- Born: 15 November 1925 Bukhara, Soviet Union
- Died: 6 April 1991 (aged 65) Dushanbe, Soviet Union
- Education: Samarkand Medical Institute
- Scientific career
- Fields: Biochemistry
- Workplaces: Tajikistan Academy of Sciences

= Irina Mansurova =

Tajikistani biochemist

Irina Jafarovna Mansurova (Ирина Джафаровна Мансурова) (15 November 1925 – 6 April 1991) was a Tajikistani biochemist.

Born in Bukhara, Mansurova was a graduate of the Samarkand Medical Institute, from which she received her degree in 1948. From 1951 to 1959 she interned in the Department of Contagious Diseases at the Tajikistan State Medical Institute. In the latter year she became a Senior Scientific Worker, and until 1976 was director of the Biochemistry Division of Medical Research of the Tajik SSR. In 1967 she became a doctor of medicine, become a professor two years later. In 1976, she took over directorship of the biochemical laboratories of the Nature Preservation Division of the Tajikistan Academy of Sciences. In 1960 she was among those who participated in the foundation of the Department of Biochemistry at the Institute of Gastroenterology of the Academy of Sciences. She was the first Soviet scientist to discover principles governing the resolution of microchemical points on the liver; she also worked with the varied ferment constellations, and studied the effects of herbal medicine on organisms. She supervised the publication of the three-volume Experimental Liver Pathology, and herself published such works as The Biochemistry of the Liver During Hepatitis and Psoriasis of the Liver (Dushanbe, 1964) and Selected Lectures About Biochemistry (Dushanbe, 1971); ultimately she published 240 papers during her career, including three monographs.
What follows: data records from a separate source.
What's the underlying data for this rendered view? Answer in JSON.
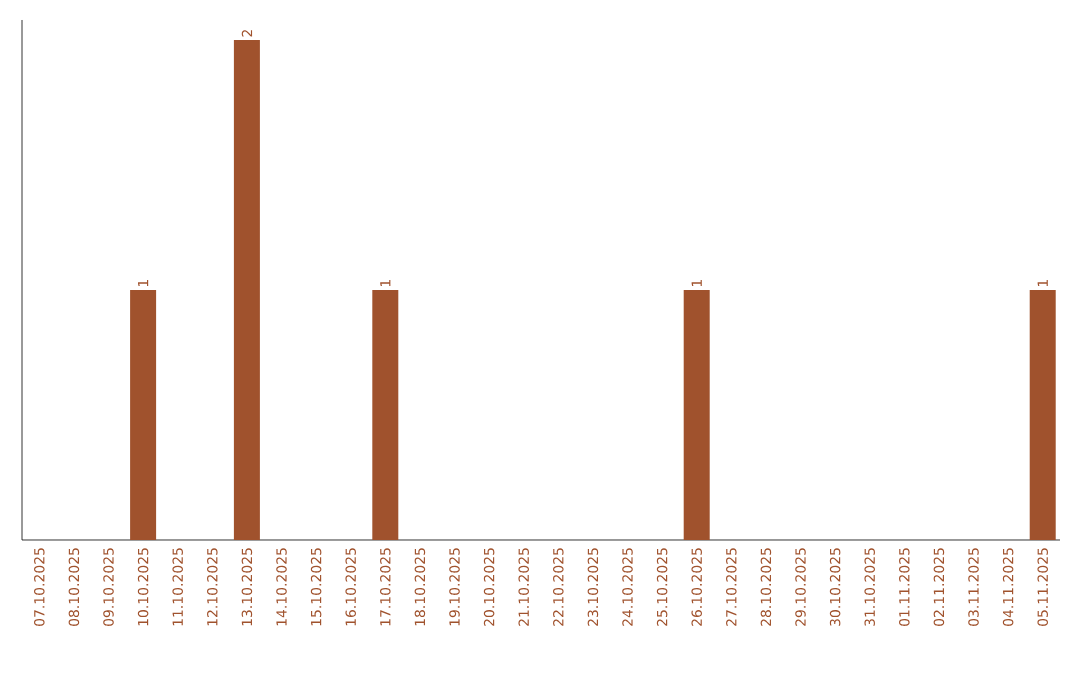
{
  "chart_data": {
    "type": "bar",
    "categories": [
      "07.10.2025",
      "08.10.2025",
      "09.10.2025",
      "10.10.2025",
      "11.10.2025",
      "12.10.2025",
      "13.10.2025",
      "14.10.2025",
      "15.10.2025",
      "16.10.2025",
      "17.10.2025",
      "18.10.2025",
      "19.10.2025",
      "20.10.2025",
      "21.10.2025",
      "22.10.2025",
      "23.10.2025",
      "24.10.2025",
      "25.10.2025",
      "26.10.2025",
      "27.10.2025",
      "28.10.2025",
      "29.10.2025",
      "30.10.2025",
      "31.10.2025",
      "01.11.2025",
      "02.11.2025",
      "03.11.2025",
      "04.11.2025",
      "05.11.2025"
    ],
    "values": [
      0,
      0,
      0,
      1,
      0,
      0,
      2,
      0,
      0,
      0,
      1,
      0,
      0,
      0,
      0,
      0,
      0,
      0,
      0,
      1,
      0,
      0,
      0,
      0,
      0,
      0,
      0,
      0,
      0,
      1
    ],
    "value_labels": [
      null,
      null,
      null,
      "1",
      null,
      null,
      "2",
      null,
      null,
      null,
      "1",
      null,
      null,
      null,
      null,
      null,
      null,
      null,
      null,
      "1",
      null,
      null,
      null,
      null,
      null,
      null,
      null,
      null,
      null,
      "1"
    ],
    "color": "#a0522d",
    "ylim": [
      0,
      2.08
    ],
    "tick_labels": "x"
  }
}
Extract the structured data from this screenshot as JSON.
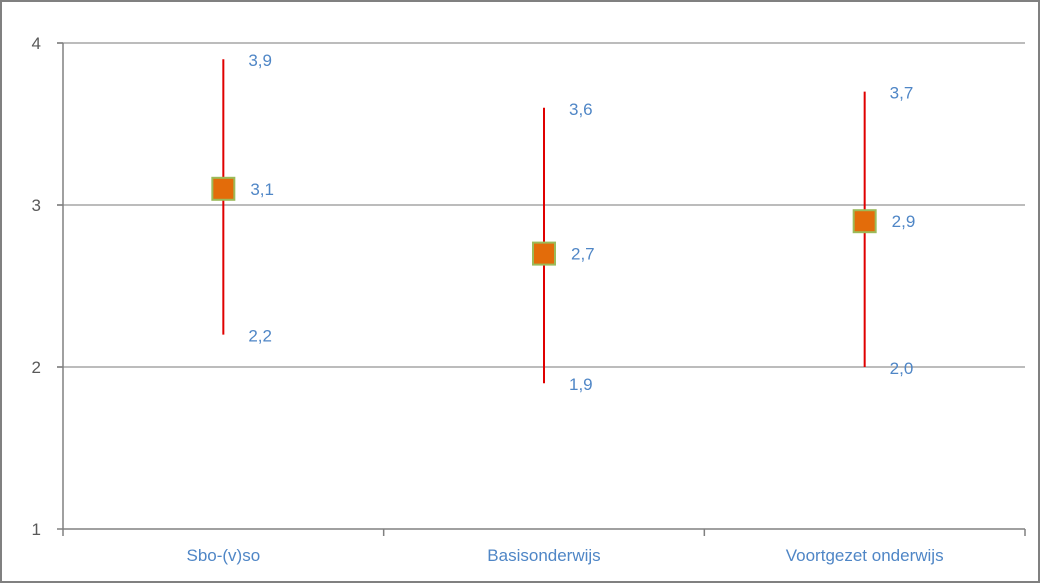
{
  "chart_data": {
    "type": "scatter",
    "categories": [
      "Sbo-(v)so",
      "Basisonderwijs",
      "Voortgezet onderwijs"
    ],
    "points": [
      {
        "category": "Sbo-(v)so",
        "mean": 3.1,
        "upper": 3.9,
        "lower": 2.2,
        "mean_label": "3,1",
        "upper_label": "3,9",
        "lower_label": "2,2"
      },
      {
        "category": "Basisonderwijs",
        "mean": 2.7,
        "upper": 3.6,
        "lower": 1.9,
        "mean_label": "2,7",
        "upper_label": "3,6",
        "lower_label": "1,9"
      },
      {
        "category": "Voortgezet onderwijs",
        "mean": 2.9,
        "upper": 3.7,
        "lower": 2.0,
        "mean_label": "2,9",
        "upper_label": "3,7",
        "lower_label": "2,0"
      }
    ],
    "ylim": [
      1,
      4
    ],
    "yticks": [
      {
        "value": 1,
        "label": "1"
      },
      {
        "value": 2,
        "label": "2"
      },
      {
        "value": 3,
        "label": "3"
      },
      {
        "value": 4,
        "label": "4"
      }
    ],
    "grid": true,
    "colors": {
      "marker_fill": "#E36C0A",
      "marker_border": "#9BBB59",
      "error_bar": "#E00000",
      "labels": "#4F86C6",
      "gridline": "#A6A6A6",
      "axis": "#808080"
    }
  }
}
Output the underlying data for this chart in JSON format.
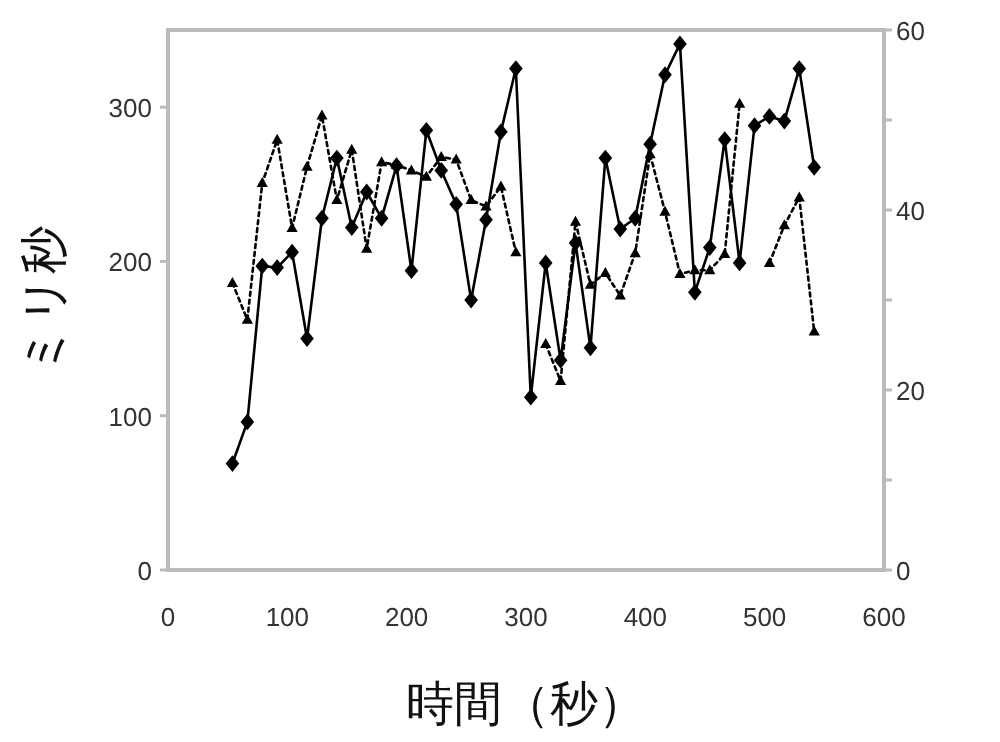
{
  "chart_data": {
    "type": "line",
    "xlabel": "時間（秒）",
    "ylabel": "ミリ秒",
    "x": [
      54,
      66.5,
      79,
      91.5,
      104,
      116.5,
      129,
      141.5,
      154,
      166.5,
      179,
      191.5,
      204,
      216.5,
      229,
      241.5,
      254,
      266.5,
      279,
      291.5,
      304,
      316.5,
      329,
      341.5,
      354,
      366.5,
      379,
      391.5,
      404,
      416.5,
      429,
      441.5,
      454,
      466.5,
      479,
      491.5,
      504,
      516.5,
      529,
      541.5
    ],
    "series": [
      {
        "color": "#000000",
        "marker": "diamond",
        "line_style": "solid",
        "values": [
          69,
          96,
          197,
          196,
          206,
          150,
          228,
          267,
          222,
          245,
          228,
          262,
          194,
          285,
          259,
          237,
          175,
          227,
          284,
          325,
          112,
          199,
          136,
          212,
          144,
          267,
          221,
          228,
          276,
          321,
          341,
          180,
          209,
          279,
          199,
          288,
          294,
          291,
          325,
          261
        ]
      },
      {
        "color": "#000000",
        "marker": "triangle",
        "line_style": "dotted",
        "axis": "y2",
        "values": [
          31.9,
          27.8,
          43,
          47.8,
          38,
          44.8,
          50.5,
          41.1,
          46.7,
          35.7,
          45.3,
          45,
          44.4,
          43.7,
          45.9,
          45.6,
          41.1,
          40.4,
          42.6,
          35.3,
          null,
          25.1,
          21,
          38.7,
          31.7,
          33,
          30.5,
          35.2,
          46.2,
          39.8,
          32.9,
          33.3,
          33.3,
          35.1,
          51.8,
          null,
          34.1,
          38.3,
          41.4,
          26.5
        ]
      }
    ],
    "xlim": [
      0,
      600
    ],
    "xticks": [
      0,
      100,
      200,
      300,
      400,
      500,
      600
    ],
    "ylim": [
      0,
      350
    ],
    "yticks": [
      0,
      100,
      200,
      300
    ],
    "y2lim": [
      0,
      60
    ],
    "y2ticks": [
      0,
      {
        "value": 10,
        "label": null
      },
      20,
      {
        "value": 30,
        "label": null
      },
      40,
      {
        "value": 50,
        "label": null
      },
      60
    ]
  }
}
Named a Distinguished Contributor to Health Services of the Soviet Union in 1967, she received a number of medals during her career. Mansurova was married to the therapist Hamid Mansurov; their daughter Farida became a noted biochemist in her own right, and later took over directorship of the Department of Biochemistry at the Institute of Gastroenterology.